Effects of salmon carcasses on experimental stream ecosystems in Hokkaido, Japan

The effects of salmon carcasses on dissolved nutrients, epilithic production, leaf decomposition rates, and aquatic invertebrates were examined using 10‐m‐long artificial channels fed by an adjacent natural stream in Hokkaido, northern Japan. Bags containing maple leaf litter were placed in nine channels, each of which was assigned to one of three treatments with three replicates, for 6 weeks in fall 2002. The three treatments were: (1) salmon carcasses+invertebrates, (2) invertebrates only, and (3) control (no salmon carcasses or invertebrates added). Nutrient concentrations, biomass of epilithic algae (chlorophyll), leaf weight loss, abundance and biomass of invertebrates in the leaf packs were compared among the three treatments at 14, 27, and 40 days after the beginning of the experiment. The NH4+ in stream water and chlorophyll concentrations of epilithic algae were higher in the salmon treatment than the other treatments, and the maple leaves decomposed faster in the salmon treatment than in the other treatments.
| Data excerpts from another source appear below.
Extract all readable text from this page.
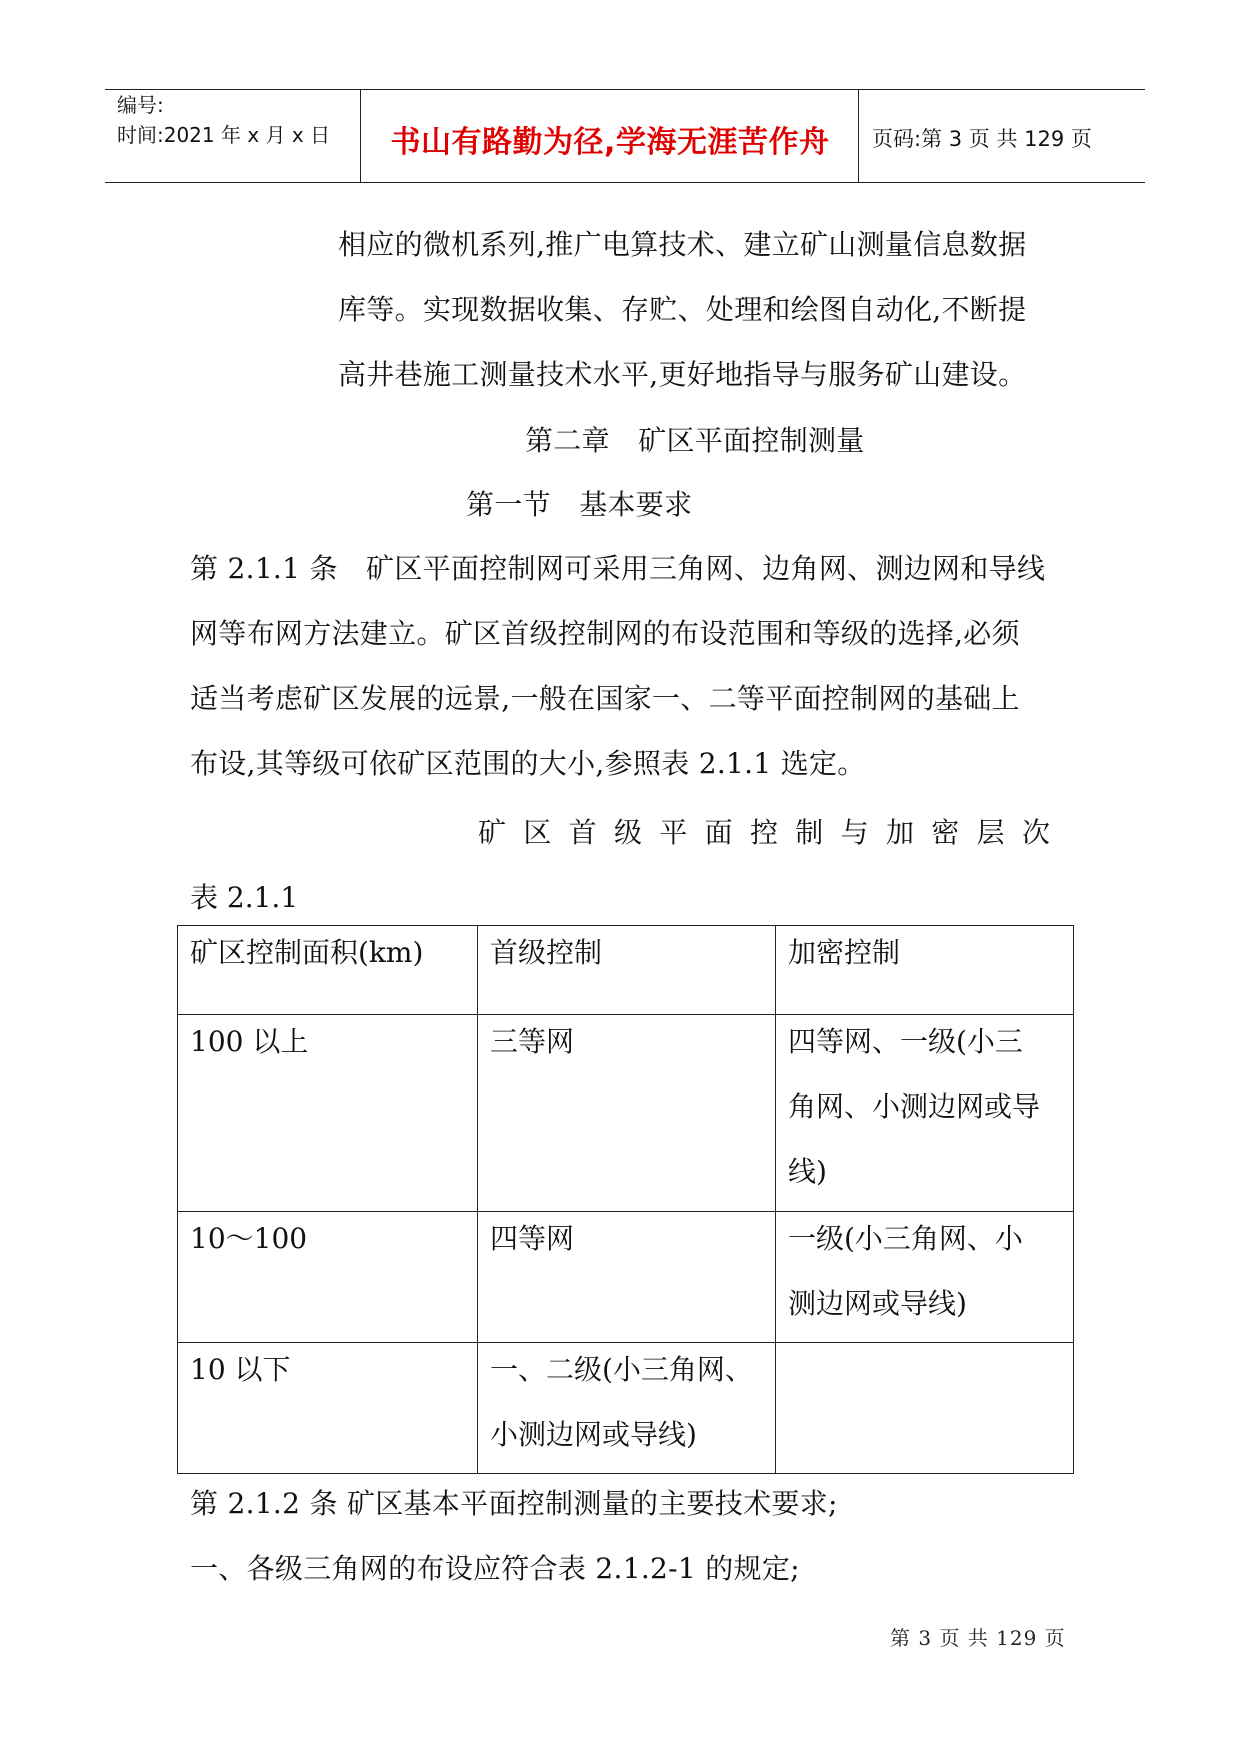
编号:
时间:2021 年 x 月 x 日	书山有路勤为径,学海无涯苦作舟	页码:第 3 页 共 129 页
相应的微机系列,推广电算技术、建立矿山测量信息数据
库等。实现数据收集、存贮、处理和绘图自动化,不断提
高井巷施工测量技术水平,更好地指导与服务矿山建设。
第二章　矿区平面控制测量
第一节　基本要求
第 2.1.1 条　矿区平面控制网可采用三角网、边角网、测边网和导线
网等布网方法建立。矿区首级控制网的布设范围和等级的选择,必须
适当考虑矿区发展的远景,一般在国家一、二等平面控制网的基础上
布设,其等级可依矿区范围的大小,参照表 2.1.1 选定。
矿 区 首 级 平 面 控 制 与 加 密 层 次
表 2.1.1
矿区控制面积(km)	首级控制	加密控制

100 以上	三等网	四等网、一级(小三
角网、小测边网或导
线)

10～100	四等网	一级(小三角网、小
测边网或导线)

10 以下	一、二级(小三角网、
小测边网或导线)	

第 2.1.2 条 矿区基本平面控制测量的主要技术要求;
一、各级三角网的布设应符合表 2.1.2-1 的规定;
第 3 页 共 129 页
Moreover, the N content of the leaves was highest and the C/N ratio was lowest in the salmon treatment, although not significantly so. The abundance and biomass of the dominant leaf‐shredding invertebrate Goerodes satoi did not differ between the first two treatments. However, the stable N isotope ratio in G. satoi was nearly 3‰ higher in the salmon treatment, suggesting that around 20% of salmon‐derived N was taken up by this shredder. Our results indicate that salmon carcasses affect stream ecosystems directly by enhancing primary production, indirectly by accelerating woody leaf decomposition, and finally by incorporating into the food web primary consumers that utilize fertilized woody leaves.